The trees thinned and he was back at the exposed lochside, far from the men. Mungo walked the shoreline, only stopping to fill his pocket with flat stones for skimming. As he turned a bend the ruins of an old castle stood before him. It rose from the same grey and dun-coloured stones of the hills around it, pushing up from the granite like a great rift in the earth. It must have once been a proud place, sprawling over several small hills down to a peninsula on the lochside. There still stood the three tall walls of a great hall, and another surviving wall had the vague shape of a tower, four or five stories tall, with the narrow slits of arrow embrasures.

Mungo clambered over one of the collapsed walls and stood in the gutted hall. Part of the tall tower lay in the heart of the castle, where it had come crashing through its own roof. What remained felt thick as a fortress. Besides trespassing at Culzean with Hamish, he had never seen a castle before, much less been inside one. Mo-Maw had always kept him from school on the days the class would go to Stirling or Edinburgh. “Ah don’t work aw the hours God sends so ye can be fingerin’ some tapestries.” There was always something more urgent to spend the four pound fifty on.

Fifteen years he had lived and breathed in Scotland, and he had never seen a glen, a loch, a forest, or a ruined castle. Actually, he had seen them, but only ever on biscuit tins or the side of tourist buses. Mungo lay down on one of the large hearthstones and let his head spin. It was hard not to feel a little drunk. “Halloooo.” His voice echoed off the roofless chamber. “Whroup, whrooup, whrooooup,” he called to the sky.

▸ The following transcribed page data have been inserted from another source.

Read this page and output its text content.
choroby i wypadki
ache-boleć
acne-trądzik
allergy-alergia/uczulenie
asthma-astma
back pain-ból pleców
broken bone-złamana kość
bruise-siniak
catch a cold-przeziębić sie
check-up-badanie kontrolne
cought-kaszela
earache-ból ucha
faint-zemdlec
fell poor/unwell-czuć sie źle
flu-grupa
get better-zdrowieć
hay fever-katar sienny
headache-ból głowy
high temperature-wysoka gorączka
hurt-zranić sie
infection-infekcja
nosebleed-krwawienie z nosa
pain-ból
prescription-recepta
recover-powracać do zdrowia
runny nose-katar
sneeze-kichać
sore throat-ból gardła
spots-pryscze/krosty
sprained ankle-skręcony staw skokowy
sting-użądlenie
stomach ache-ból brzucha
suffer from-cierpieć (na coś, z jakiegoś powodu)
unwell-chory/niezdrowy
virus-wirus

He wondered how it would feel to go home, now that he had seen more of the world in a single day than in fifteen years – how could he stay on the scheme and not try to go beyond it? James had been right. Mungo wished that James was here with him, or Jodie, but mostly James. It would be grand to have someone to share all this newness with, someone who knew that he wasn’t making it all up. Mungo picked at the ochre lichen and felt frustrated that he wouldn’t have the words to paint it all again for Jodie or Hamish or Mo-Maw. Even if he could describe it, he knew that they wouldn’t care anyway; they would make him get up off the clothes that still needed ironing or ask him to hold the box of car radios they had stolen. They would look at him with a bored chew and wonder when his stories of this golden-green place would be over.

But maybe James wouldn’t. James would have listened to him tell his stories, and when Mungo showed him the photo of the ram’s skeleton, James would ask if there had been a rancid smell (there had not), he would ask if there’d been any wool sticking to the underside of the carcass (there had been, it was cream-coloured and curly). He wished James was here. James would have cared.

Mungo tapped the back of his head against the hearthstone.

He shot to his feet. It started as a nervous canter. He needed to move, needed to shake the guilty thoughts of the Fenian out of his head. Standing by the rotted mantel he clapped the heels of his shoes together. He bowed to the empty hall and with a heel-toe-heel-toe, he galloped the first round of Strip the Willow. The school had taught the dance during a particularly nasty winter. They had grudgingly cancelled any periods of outdoor sports and the council estate boys – who had natural finesse when they were cracking hockey sticks across one another’s skulls – were made to dance around the cold gymnasium in reluctant pairs. Mungo twirled with the memory of it. He had always liked the ceilidh lessons; he was just never allowed to admit it. He cantered around the ruined hall, spinning an imaginary Jodie at the end of his outstretched arms.